Die wichtigsten überbetrieblichen Akteure sind die Krankenkassen (auf der Grundlage von § 20 SGB V) und die Unfallversicherungsträger (auf der Grundlage von § 14 SGB VII).

Durchführung

Grundlage für den Aufbau eines BGM sind Daten über die Belastungen und Beanspruchungen von Mitarbeitenden sowie über die Gesundheit. Diese können aus der Gefährdungsbeurteilung, der Fehlzeiten-Analysen oder der Daten der gesetzlichen Krankenkassen gewonnen werden. Weiterhin werden zur aktiven Beteiligung der Beschäftigten und Führungskräfte Gesundheitszirkel, Workshops zu Zielfindung und Befragungen von Mitarbeitenden durchgeführt. Durch individuelle Analyse- und Auswertmethoden werden Problemfelder im Betrieb ermittelt und der Handlungsbedarf sowie geeignete Maßnahmen festgelegt.

Als Ausgangsbasis bieten sich die gesetzlich verbindlichen Maßnahmen des Arbeitsschutzes an. Eine Schlüsselrolle spielen hier die Gefährdungsbeurteilung und die daraus folgenden Interventionen. Auch das ebenfalls gesetzlich verankerte betriebliche Eingliederungsmanagement (BEM) kann als Einstieg in den Aufbau eines Gesundheitsmanagements bzw. einer gesundheitsförderlichen Organisation genutzt werden.

Maßnahmen

Ein großer Teil der im BGM zu organisierenden Maßnahmen ergibt sich aus der Gefährdungsbeurteilung und basiert damit auf dem Arbeitsschutzgesetz. Der Ablauf der Gefährdungsbeurteilung – also die Planung, Durchführung, Evaluation und Dokumentation – ist gesetzlich festgeschrieben. Arbeitsschutzmaßnahmen reichen vom Schutz vor physischen Gefährdungen durch Hitze, Kälte oder Gefahrstoffe über arbeitsmedizinische Vorsorge bis hin zu organisatorischen Interventionen zum Abbau psychischer Belastungen.

Darüber hinaus gibt es eine Reihe von Möglichkeiten, zusätzliche gesundheitsbezogene Aktivitäten durchzuführen. Das können einzelne Kurse und Seminare (z. B. zu Bewegung, Stressreduktion, Nikotinentwöhnung, Ernährung) ebenso sein wie zusätzliche Vorsorgeangebote oder auch die umfassende gesundheitsförderliche Organisationsentwicklung.

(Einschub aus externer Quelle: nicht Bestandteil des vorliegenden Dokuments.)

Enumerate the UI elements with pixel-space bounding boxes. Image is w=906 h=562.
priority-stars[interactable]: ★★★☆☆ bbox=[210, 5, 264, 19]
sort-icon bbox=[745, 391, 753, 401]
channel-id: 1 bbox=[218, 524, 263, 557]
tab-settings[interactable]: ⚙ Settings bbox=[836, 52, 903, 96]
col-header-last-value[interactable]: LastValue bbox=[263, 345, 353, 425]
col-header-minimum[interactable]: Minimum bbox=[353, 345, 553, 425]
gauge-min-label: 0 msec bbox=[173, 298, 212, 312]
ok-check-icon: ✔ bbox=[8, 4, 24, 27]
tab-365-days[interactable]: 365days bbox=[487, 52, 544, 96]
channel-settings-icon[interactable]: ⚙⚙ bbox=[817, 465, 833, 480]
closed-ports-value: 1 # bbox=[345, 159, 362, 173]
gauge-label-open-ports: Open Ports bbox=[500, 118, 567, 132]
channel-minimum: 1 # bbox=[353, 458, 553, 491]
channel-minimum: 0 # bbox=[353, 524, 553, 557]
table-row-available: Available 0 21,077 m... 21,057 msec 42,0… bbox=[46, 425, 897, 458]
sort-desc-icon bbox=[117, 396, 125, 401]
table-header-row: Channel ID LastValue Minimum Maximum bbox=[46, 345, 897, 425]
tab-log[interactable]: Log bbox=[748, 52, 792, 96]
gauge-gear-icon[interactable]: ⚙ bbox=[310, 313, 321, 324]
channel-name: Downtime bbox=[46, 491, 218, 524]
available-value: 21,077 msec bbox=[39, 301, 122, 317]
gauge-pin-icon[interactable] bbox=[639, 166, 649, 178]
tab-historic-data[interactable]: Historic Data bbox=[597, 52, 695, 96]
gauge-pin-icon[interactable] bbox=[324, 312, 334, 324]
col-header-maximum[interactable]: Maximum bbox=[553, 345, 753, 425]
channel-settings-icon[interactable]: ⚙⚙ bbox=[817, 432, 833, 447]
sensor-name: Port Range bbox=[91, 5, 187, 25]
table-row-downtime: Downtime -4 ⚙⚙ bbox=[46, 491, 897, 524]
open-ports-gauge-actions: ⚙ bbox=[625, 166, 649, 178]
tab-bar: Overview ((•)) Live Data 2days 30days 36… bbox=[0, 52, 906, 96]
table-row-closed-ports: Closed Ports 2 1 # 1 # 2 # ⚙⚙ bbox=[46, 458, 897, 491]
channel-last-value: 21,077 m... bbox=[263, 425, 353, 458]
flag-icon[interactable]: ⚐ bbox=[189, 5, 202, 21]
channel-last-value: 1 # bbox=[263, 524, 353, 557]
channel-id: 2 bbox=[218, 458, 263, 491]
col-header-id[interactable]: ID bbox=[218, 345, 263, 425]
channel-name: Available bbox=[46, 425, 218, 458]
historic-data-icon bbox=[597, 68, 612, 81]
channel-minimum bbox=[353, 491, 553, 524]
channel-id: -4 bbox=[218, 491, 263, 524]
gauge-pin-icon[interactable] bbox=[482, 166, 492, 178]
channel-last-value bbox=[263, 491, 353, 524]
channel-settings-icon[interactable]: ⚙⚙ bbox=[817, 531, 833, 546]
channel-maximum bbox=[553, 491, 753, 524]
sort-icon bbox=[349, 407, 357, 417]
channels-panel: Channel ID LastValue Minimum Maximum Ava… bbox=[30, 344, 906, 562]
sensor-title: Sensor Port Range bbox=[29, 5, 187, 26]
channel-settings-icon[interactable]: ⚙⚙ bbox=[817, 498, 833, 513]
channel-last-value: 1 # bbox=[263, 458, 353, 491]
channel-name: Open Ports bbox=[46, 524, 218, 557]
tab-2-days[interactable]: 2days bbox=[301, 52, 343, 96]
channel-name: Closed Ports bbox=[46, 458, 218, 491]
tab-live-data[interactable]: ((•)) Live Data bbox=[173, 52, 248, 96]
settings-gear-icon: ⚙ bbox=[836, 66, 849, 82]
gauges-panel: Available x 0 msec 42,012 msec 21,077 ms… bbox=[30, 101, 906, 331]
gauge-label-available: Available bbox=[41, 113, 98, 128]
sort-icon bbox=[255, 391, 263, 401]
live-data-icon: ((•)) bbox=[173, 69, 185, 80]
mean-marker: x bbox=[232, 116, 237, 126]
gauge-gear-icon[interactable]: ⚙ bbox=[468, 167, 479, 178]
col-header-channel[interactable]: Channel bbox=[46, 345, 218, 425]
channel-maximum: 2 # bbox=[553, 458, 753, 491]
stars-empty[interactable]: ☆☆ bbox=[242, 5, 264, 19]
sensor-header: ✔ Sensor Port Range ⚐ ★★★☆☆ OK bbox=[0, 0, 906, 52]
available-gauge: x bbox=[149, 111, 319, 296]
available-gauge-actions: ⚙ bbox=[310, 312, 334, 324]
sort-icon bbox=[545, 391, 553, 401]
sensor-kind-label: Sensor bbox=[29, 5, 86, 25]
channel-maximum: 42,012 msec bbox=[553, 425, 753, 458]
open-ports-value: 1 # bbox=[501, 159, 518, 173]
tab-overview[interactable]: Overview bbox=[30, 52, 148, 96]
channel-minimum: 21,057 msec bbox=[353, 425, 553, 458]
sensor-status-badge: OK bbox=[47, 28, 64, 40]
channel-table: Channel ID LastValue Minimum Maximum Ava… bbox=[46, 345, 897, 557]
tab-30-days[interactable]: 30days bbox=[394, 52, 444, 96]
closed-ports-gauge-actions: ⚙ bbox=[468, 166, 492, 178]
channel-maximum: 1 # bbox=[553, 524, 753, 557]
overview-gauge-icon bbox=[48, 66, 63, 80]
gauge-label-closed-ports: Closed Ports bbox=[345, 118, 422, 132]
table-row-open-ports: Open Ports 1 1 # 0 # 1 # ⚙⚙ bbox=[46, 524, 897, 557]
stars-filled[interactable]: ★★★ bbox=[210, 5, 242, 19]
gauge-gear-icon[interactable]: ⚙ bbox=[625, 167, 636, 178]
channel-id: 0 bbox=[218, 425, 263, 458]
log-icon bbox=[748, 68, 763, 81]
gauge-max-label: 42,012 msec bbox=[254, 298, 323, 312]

Bei der Auswahl von Maßnahmen sollte ihre nachgewiesene Wirksamkeit, idealerweise in Bezug auf festgelegte Gesundheitsziele, ausschlaggebend sein. Dafür bietet sich der Rückgriff auf Wirksamkeitsanalysen an, die mit den Methoden der evidenzbasierten Arbeitsmedizin erstellt wurden. Eine Übersicht zum Nutzen betrieblicher Präventionsmaßnahmen liefert z. B. die systematische Literaturauswertung der Initiative Gesundheit und Arbeit (iga-Report 28).


Wenn das Ziel eine gesundheitsförderliche Organisation in einem umfassenden Sinn ist, sollten die Beschäftigten soweit wie möglich in alle Prozesse einbezogen werden. Für diese Beteiligung, die von der Analyse bis zur Umsetzung von Maßnahmen reichen sollte, bieten sich z. B. der Arbeitsschutzausschuss oder auch Gesundheitszirkel an. Mehr Informationen dazu finden Sie auf den Seiten der Bundeszentrale für gesundheitliche Aufklärung und der Bundesanstalt für Arbeitsschutz und Arbeitsmedizin, BAuA.

Qualifizierung

Qualifizierung zum Thema BGM bietet das IAG (Institut für Arbeit und Gesundheit) mit der Ausbildung zur Gesundheitsmanagerin/zum Gesundheitsmanager im Betrieb umfassend an. Außerdem gibt es eine Reihe von Seminaren, die die eigene Gesundheit und Gesundheitskompetenz stärken, z. B. im Umgang mit Stress. Für den Bereich Arbeitsschutzmanagement bietet das IAG eine Seminarreihe an, die sowohl Grundlagen als auch die Weiterqualifizierung zur Begutachterin/zum Begutachter und Beraterin/Berater umfasst.

Neben der Umsetzung der Forschungsergebnisse in die Praxis bietet das IAG in diesem Themenfeld Unterstützung bei Arbeitsanalysen, Befragungen von Mitarbeitenden sowie Coaching und Moderation von Gruppenprozessen an: IAG - Arbeitsschutz- und Gesundheitsmanagement.